Hi all I need a sanity check.
Diagnosed ADD as a kid, struggled to pay attention and care in school, was on concerta for a decade. Parents would up my dose if my grades went down and expected me to grow out of ADD once I turned 18.
That didn’t happen and my life fell apart and I vowed to never take medication again because I saw it as a conspiracy to sell pills and get people messed up in the head.
After 15 years of emotional dysregulation and crippling anxiety I spoke to a dr and tried an extended release amphetamine yesterday.
My whole world changed. No emotional noise, no background feeling of “I’m a bad person and I don’t know why”, social anxiety is gone (was able to respond to all my messages and even make a phone call AND talk to a cashier!!!). Was able to do tasks I left behind because the anxiety to start was too bad.
I feel like I can do anything I set my mind to now. My self confidence is up. I don’t dread things. I woke up calm. My mind used to be a firehose of thoughts and emotions all at max level. Now it’s calm and orderly and logical.
This seems too good to be true. I didn’t even know existence could be like this. Is this normal? Is it the honeymoon phase? Is it just because I’m taking an amphetamine? I’m beside myself and life feels like I’ve got all the cheat codes now. It seems too good to be true.


Absolutely normal. One thing to be wary of is that over time you will adjust to the new normal, and it may not feel euphoric any more. Don’t immediately assume that just because things don’t feel amazing anymore it means it isn’t working. Also, don’t assume that it is working if you don’t feel it anymore. Yes, that’s conflicting advice.
Welcome to the catch-22. If I have a lapse in my meds, the first few days back on I usually feel euphoric and have issues sleeping. Then it usually evens back out to my medicated “normal” on the third or fourth day. Over time you’ll get a sense for “my meds are working” and “no they aren’t”. I’ve had to adjust my dosage up and down over the last 15 years to get things just right.
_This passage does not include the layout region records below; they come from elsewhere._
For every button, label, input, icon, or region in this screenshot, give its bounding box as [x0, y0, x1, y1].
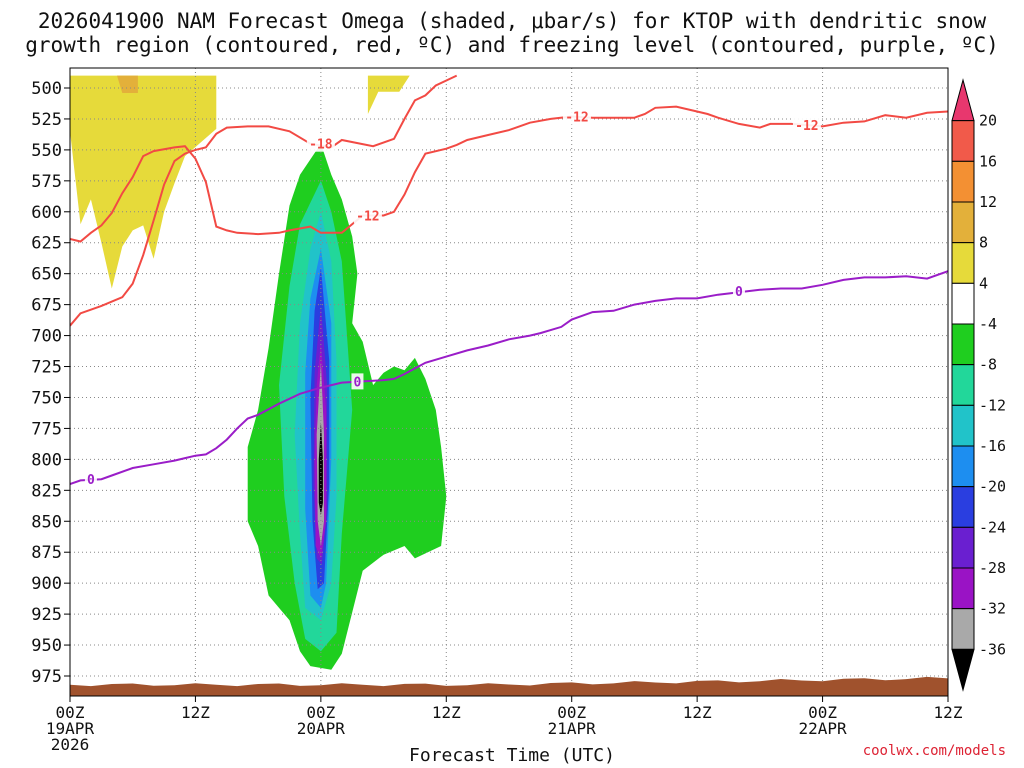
x-tick-label: 19APR [46, 719, 95, 738]
omega-region-0 [70, 75, 217, 289]
y-tick-label: 775 [31, 419, 62, 439]
contour-line-4 [70, 270, 948, 486]
x-tick-label: 12Z [934, 703, 963, 722]
colorbar-swatch-13 [951, 608, 975, 650]
colorbar-swatch-3 [951, 201, 975, 244]
x-tick-label: 12Z [683, 703, 712, 722]
terrain-ground [70, 676, 948, 696]
colorbar-label: -4 [979, 315, 997, 333]
y-tick-label: 875 [31, 543, 62, 563]
y-tick-label: 750 [31, 388, 62, 408]
colorbar-swatch-5 [951, 282, 975, 325]
contour-label-6: 0 [354, 375, 362, 390]
y-tick-label: 600 [31, 203, 62, 223]
y-tick-label: 500 [31, 79, 62, 99]
colorbar-swatch-11 [951, 526, 975, 569]
y-tick-label: 925 [31, 605, 62, 625]
chart-title-line1: 2026041900 NAM Forecast Omega (shaded, μ… [37, 9, 987, 33]
y-tick-label: 550 [31, 141, 62, 161]
y-tick-label: 650 [31, 265, 62, 285]
x-tick-label: 00Z [56, 703, 85, 722]
x-tick-label: 00Z [557, 703, 586, 722]
colorbar-label: 12 [979, 193, 997, 211]
colorbar-label: -24 [979, 518, 1006, 536]
y-tick-label: 725 [31, 358, 62, 378]
x-tick-label: 12Z [181, 703, 210, 722]
x-tick-label: 12Z [432, 703, 461, 722]
colorbar-label: -8 [979, 356, 997, 374]
contour-label-4: 0 [87, 473, 95, 488]
x-tick-label: 00Z [306, 703, 335, 722]
colorbar-label: 20 [979, 112, 997, 130]
contour-label-bg [732, 283, 745, 300]
colorbar-label: -36 [979, 640, 1006, 658]
x-tick-label: 20APR [297, 719, 346, 738]
x-tick-label: 22APR [798, 719, 847, 738]
colorbar-swatch-0 [951, 78, 975, 122]
colorbar-label: 16 [979, 152, 997, 170]
x-axis-label: Forecast Time (UTC) [409, 745, 615, 766]
y-tick-label: 700 [31, 327, 62, 347]
chart-title-line2: growth region (contoured, red, ºC) and f… [25, 33, 999, 57]
colorbar-swatch-2 [951, 160, 975, 203]
colorbar-swatch-1 [951, 120, 975, 162]
colorbar-swatch-10 [951, 486, 975, 528]
y-tick-label: 575 [31, 172, 62, 192]
y-tick-label: 950 [31, 636, 62, 656]
contour-line-1 [70, 105, 948, 243]
y-tick-label: 800 [31, 450, 62, 470]
y-tick-label: 825 [31, 481, 62, 501]
contour-label-bg [306, 135, 335, 152]
x-tick-label: 00Z [808, 703, 837, 722]
x-tick-label: 2026 [51, 735, 90, 754]
colorbar-label: 8 [979, 234, 988, 252]
contour-label-1: -12 [356, 210, 379, 225]
contour-label-2: -12 [565, 110, 588, 125]
colorbar-label: -28 [979, 559, 1006, 577]
contour-label-bg [562, 108, 591, 125]
colorbar-swatch-8 [951, 404, 975, 447]
y-tick-label: 900 [31, 574, 62, 594]
contour-label-0: -18 [309, 138, 333, 153]
plot-area: -18 -12 -12 -12 0 0 0 [70, 68, 948, 696]
colorbar-swatch-6 [951, 323, 975, 366]
y-tick-label: 525 [31, 110, 62, 130]
colorbar-label: -32 [979, 600, 1006, 618]
y-tick-label: 975 [31, 667, 62, 687]
contour-label-bg [353, 207, 382, 224]
contour-label-3: -12 [795, 119, 818, 134]
contour-label-bg [84, 471, 97, 488]
colorbar-swatch-7 [951, 364, 975, 406]
colorbar-label: 4 [979, 274, 988, 292]
colorbar-swatch-4 [951, 242, 975, 284]
colorbar-label: -12 [979, 396, 1006, 414]
colorbar-swatch-9 [951, 445, 975, 488]
x-tick-label: 21APR [548, 719, 597, 738]
y-tick-label: 850 [31, 512, 62, 532]
colorbar-label: -16 [979, 437, 1006, 455]
contour-label-5: 0 [735, 285, 743, 300]
contour-label-bg [351, 373, 364, 390]
contour-line-0 [70, 74, 458, 327]
colorbar-swatch-14 [951, 648, 975, 692]
y-tick-label: 675 [31, 296, 62, 316]
colorbar-swatch-12 [951, 567, 975, 610]
omega-region-1 [367, 75, 410, 114]
contour-label-bg [792, 117, 821, 134]
plot-frame [69, 67, 949, 697]
y-tick-label: 625 [31, 234, 62, 254]
colorbar-label: -20 [979, 478, 1006, 496]
credit-text: coolwx.com/models [862, 743, 1006, 759]
omega-region-2 [117, 75, 138, 93]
Also, if you do lapse your meds after being on them for a while, you may legitimately have a withdrawal. Yeah, there’s all the negative stigma around that word and illicit substances, but it also applies to some doctor prescribed stuff too. About 3 or 4 days without I get extra cranky, extra unfocused, and usually get a nasty headache. Then it balances out to my “unmedicated normal”.
Appreciate this! I don’t mind if the euphoria goes away. The ability to stay emotionally regulated is the main thing. If things just become normal and I’m staying emotionally regulated, then that’s a perfect scenario for me. I’m just blown away at being able to handle tasks without the emotional whirlwind and panic attacks :) it’s so magic.